Daughter survives the same cancer that her mum died of just months earlier

After her mum was diagnosed with bowel cancer, Joanne McIlhatton couldn’t help but wonder if the back pain she’d been experiencing was more than just an innocent ache.

Having already endured a series of hospital appointments to investigate the issue, her mother’s shocking news spurred Joanne to head back to her GP and push for further check ups.

Although she was initially warned by her doctor there would be a long wait for a scan, as soon as Joanne told them about her mum, she was fast-tracked for an appointment.

Sadly, a CT scan confirmed her worst fears – Joanne had the same bowel cancer as her mum, Bernadine Robinson.

Despite her diagnosis, Joanne – who calls her mum her ‘best friend’ – decided not to share the news with her, as by then, her mother was deep in treatment and fighting for her life.

Tragically Bernadine passed away from the disease in August 2021, but Joanne knows that if it wasn’t for her mum’s experience, she’d have never fought for her own diagnosis.

Joanne said: ‘I lost my best friend – my mum was a young mum, she was only sixteen when she fell pregnant and seventeen when she had me.

“Bowel cancer is one of those that’s hard to detect – if she hadn’t been diagnosed, I wouldn’t have pushed for it.’

Joanne, 53, first noticed that something was wrong when she started experiencing severe back pain and changing bowel habits in December 2020.

At the same time Bernadine, 69, had lost weight and didn’t have much energy.

Both mum and daughter had hospital appointments in early 2021. While medics looked at Joanne’s liver, Bernadine underwent a series of scans.

Just a few months later in March 2021, Bernadine was told the heart-breaking news that she had bowel cancer.

Devastated and shocked into action by the news, Joanne went back to the doctor.

Joanne also says she was inspired to get checked out again after learning about bowel cancer from the late Dame Deborah James.

Her doctor warned that a CT scan could take as long as a couple of years to take place – but when Joanne later mentioned her mother’s diagnosis to a specialist, her appointment was fast-tracked.

Shockingly, doctors immediately noticed a problem on Joanne’s CT scan, and performed a biopsy.

Joanne said: ‘I was crying as I was lying on the table because my mum was in hospital, and I was being tested for the same thing.

‘I saw the screen and the doctor said to me: “I’m going to be honest, there’s something there, and we don’t like the look of it.”

‘They referred me for a biopsy and within three days the doctor gave me a call and told me it was cancer.’

Meanwhile, Bernadine was spending increasingly long amounts of time in hospital while medics attempted to treat the cancer which had spread to her liver.

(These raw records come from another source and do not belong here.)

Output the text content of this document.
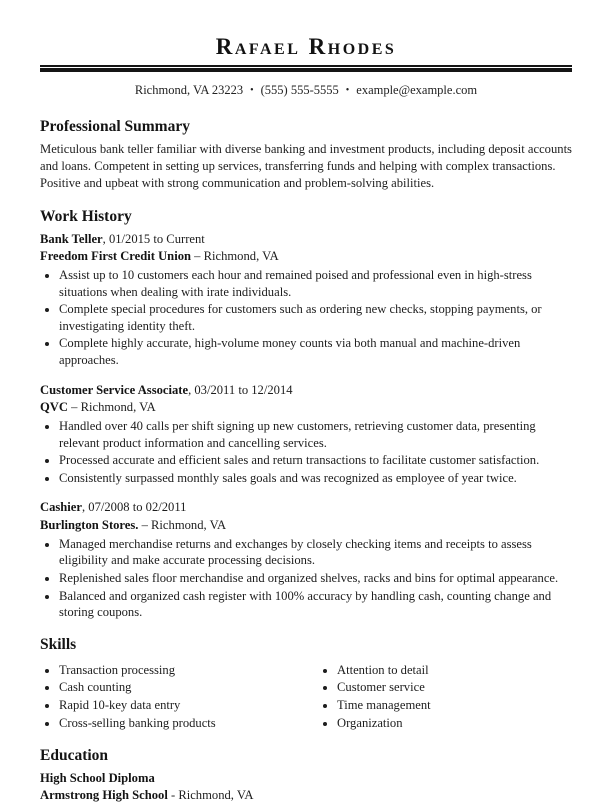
Rafael Rhodes
Richmond, VA 23223 • (555) 555-5555 • example@example.com
Professional Summary

Meticulous bank teller familiar with diverse banking and investment products, including deposit accounts and loans. Competent in setting up services, transferring funds and helping with complex transactions. Positive and upbeat with strong communication and problem-solving abilities.

Work History
Bank Teller, 01/2015 to Current
Freedom First Credit Union – Richmond, VA
• Assist up to 10 customers each hour and remained poised and professional even in high-stress situations when dealing with irate individuals.
• Complete special procedures for customers such as ordering new checks, stopping payments, or investigating identity theft.
• Complete highly accurate, high-volume money counts via both manual and machine-driven approaches.
Customer Service Associate, 03/2011 to 12/2014
QVC – Richmond, VA
• Handled over 40 calls per shift signing up new customers, retrieving customer data, presenting relevant product information and cancelling services.
• Processed accurate and efficient sales and return transactions to facilitate customer satisfaction.
• Consistently surpassed monthly sales goals and was recognized as employee of year twice.
Cashier, 07/2008 to 02/2011
Burlington Stores. – Richmond, VA
• Managed merchandise returns and exchanges by closely checking items and receipts to assess eligibility and make accurate processing decisions.
• Replenished sales floor merchandise and organized shelves, racks and bins for optimal appearance.
• Balanced and organized cash register with 100% accuracy by handling cash, counting change and storing coupons.
Skills
• Transaction processing
• Cash counting
• Rapid 10-key data entry
• Cross-selling banking products
• Attention to detail
• Customer service
• Time management
• Organization
Education
High School Diploma
Armstrong High School - Richmond, VA
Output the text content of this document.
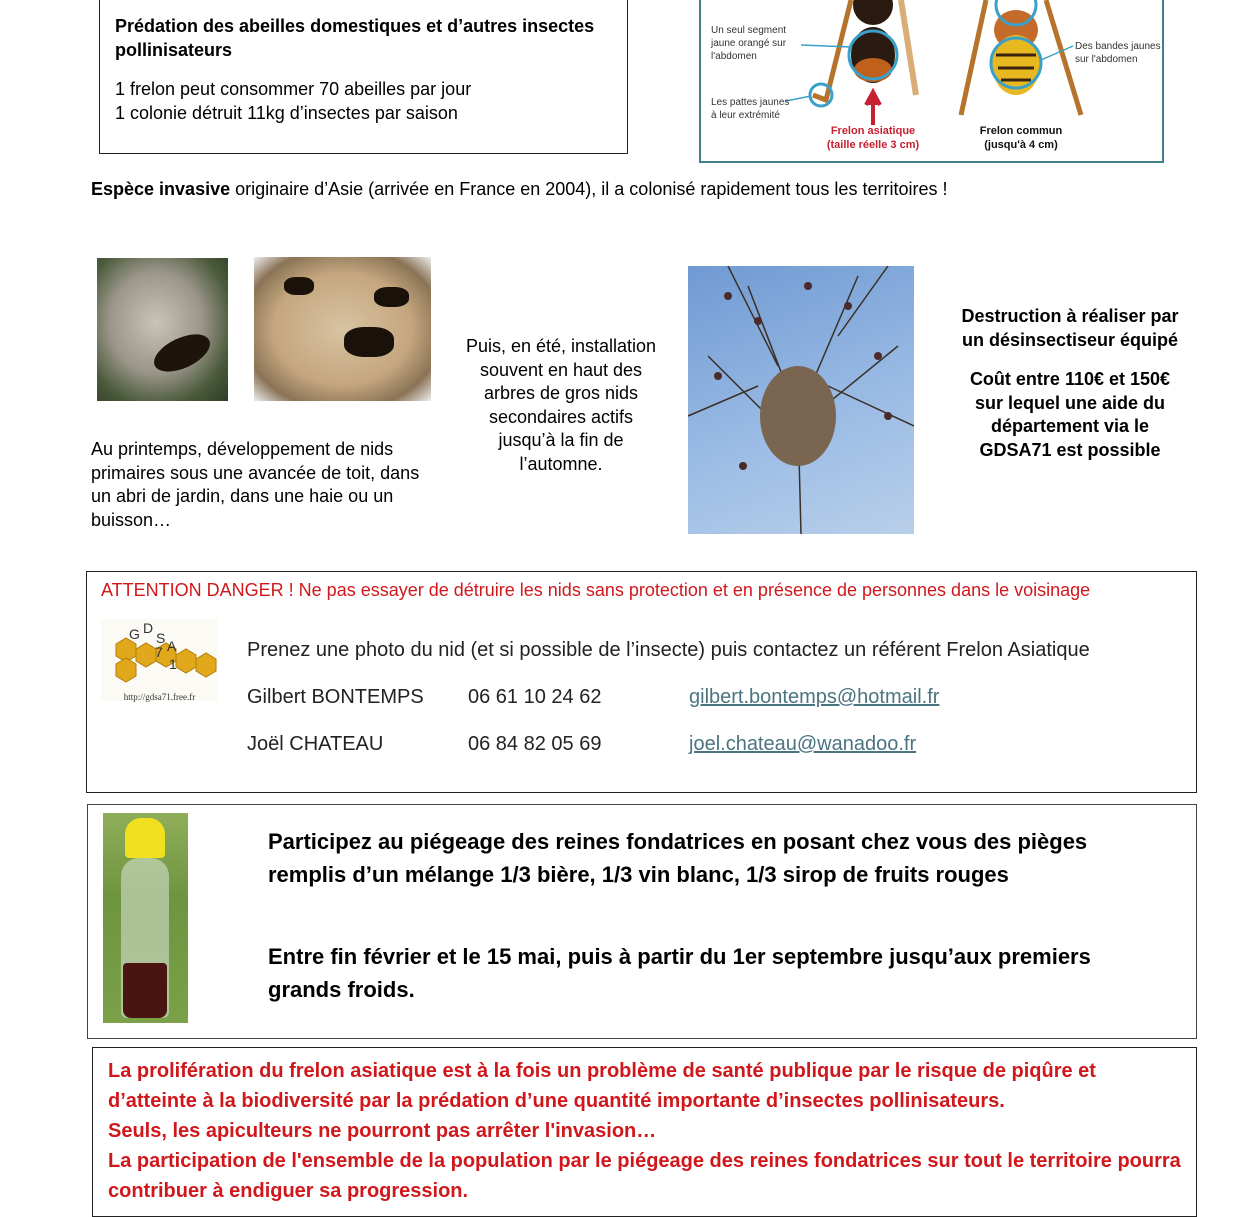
Prédation des abeilles domestiques et d’autres insectes pollinisateurs
1 frelon peut consommer 70 abeilles par jour
1 colonie détruit 11kg d’insectes par saison
Un seul segment jaune orangé sur l'abdomen
Les pattes jaunes à leur extrémité
Des bandes jaunes sur l'abdomen
Frelon asiatique
(taille réelle 3 cm)
Frelon commun
(jusqu'à 4 cm)
Espèce invasive originaire d’Asie (arrivée en France en 2004), il a colonisé rapidement tous les territoires !
Au printemps, développement de nids primaires sous une avancée de toit, dans un abri de jardin, dans une haie ou un buisson…
Puis, en été, installation souvent en haut des arbres de gros nids secondaires actifs jusqu’à la fin de l’automne.
Destruction à réaliser par un désinsectiseur équipé
Coût entre 110€ et 150€ sur lequel une aide du département via le GDSA71 est possible
ATTENTION DANGER ! Ne pas essayer de détruire les nids sans protection et en présence de personnes dans le voisinage
G D
S A
7
1
http://gdsa71.free.fr
Prenez une photo du nid (et si possible de l’insecte) puis contactez un référent Frelon Asiatique
Gilbert BONTEMPS 06 61 10 24 62	gilbert.bontemps@hotmail.fr
Joël CHATEAU	06 84 82 05 69	joel.chateau@wanadoo.fr
Participez au piégeage des reines fondatrices en posant chez vous des pièges remplis d’un mélange 1/3 bière, 1/3 vin blanc, 1/3 sirop de fruits rouges
Entre fin février et le 15 mai, puis à partir du 1er septembre jusqu’aux premiers grands froids.
La prolifération du frelon asiatique est à la fois un problème de santé publique par le risque de piqûre et d’atteinte à la biodiversité par la prédation d’une quantité importante d’insectes pollinisateurs.
Seuls, les apiculteurs ne pourront pas arrêter l'invasion…
La participation de l'ensemble de la population par le piégeage des reines fondatrices sur tout le territoire pourra contribuer à endiguer sa progression.
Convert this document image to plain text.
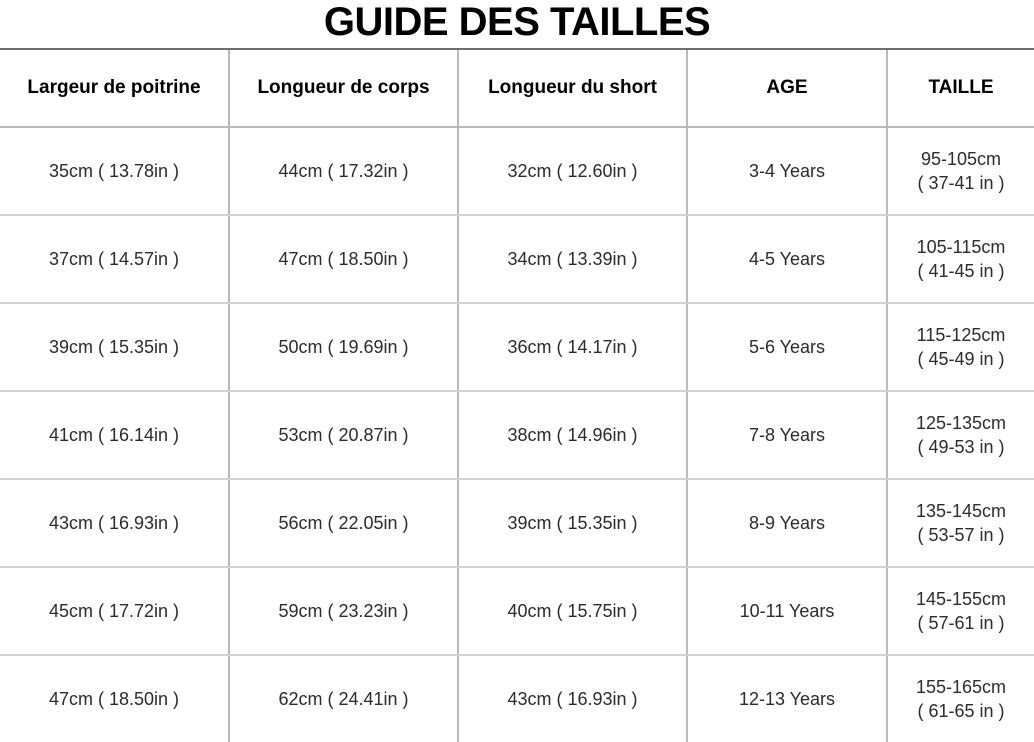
GUIDE DES TAILLES
Largeur de poitrine	Longueur de corps	Longueur du short	AGE	TAILLE
35cm ( 13.78in )	44cm ( 17.32in )	32cm ( 12.60in )	3-4 Years	95-105cm
( 37-41 in )

37cm ( 14.57in )	47cm ( 18.50in )	34cm ( 13.39in )	4-5 Years	105-115cm
( 41-45 in )

39cm ( 15.35in )	50cm ( 19.69in )	36cm ( 14.17in )	5-6 Years	115-125cm
( 45-49 in )

41cm ( 16.14in )	53cm ( 20.87in )	38cm ( 14.96in )	7-8 Years	125-135cm
( 49-53 in )

43cm ( 16.93in )	56cm ( 22.05in )	39cm ( 15.35in )	8-9 Years	135-145cm
( 53-57 in )

45cm ( 17.72in )	59cm ( 23.23in )	40cm ( 15.75in )	10-11 Years	145-155cm
( 57-61 in )

47cm ( 18.50in )	62cm ( 24.41in )	43cm ( 16.93in )	12-13 Years	155-165cm
( 61-65 in )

She endured one and a half sessions of chemotherapy before she became too sick to continue. She also had surgery to remove the cancer from her bowel.

Joanne decided not to tell her mum about her own diagnosis. ‘It was the first time I had been able to lie to her, and she believed me,’ she recalled.

Tragically, Bernadine passed away on August 23, 2021 – never knowing that she and her daughter were fighting the same illness.

It was a loss that left the family heartbroken, as Joanne explained: ‘She and my dad were childhood sweethearts and he loved the bones off of her.

‘But I prayed for her to die because she had no quality of life, none whatsoever.

‘I know when we meet again, she’ll be at me for not telling her about my diagnosis.’

Three weeks to the day after her mum died, Joanne underwent surgery.

Thankfully, she didn’t require chemotherapy as her cancer was caught early, and credits receiving early treatment and close monitoring after her surgery for her recovery.

Joanne also believes that, if her mum had received similar treatment, she may have had a better outcome.

Although now free of cancer, she continues to attend regular scans and check-ups.

‘I’ve got a big scan coming up – every scan and test at the minute fills you with dread because you’re wondering what they’re going to find but that’s no way to live either,’ Joanne added.

‘It’s just one of the most difficult things but Deborah James’ “rebellious hope” gets me through each day.’

Now Joanne is urging people to get checked out if they suspect something is wrong.

She says: ‘If there’s a change in your bowel habits lasting longer than three weeks, go to the GP – the longer you leave it the worse it can get and that’s when it starts spreading to other organs like it did to my mum.’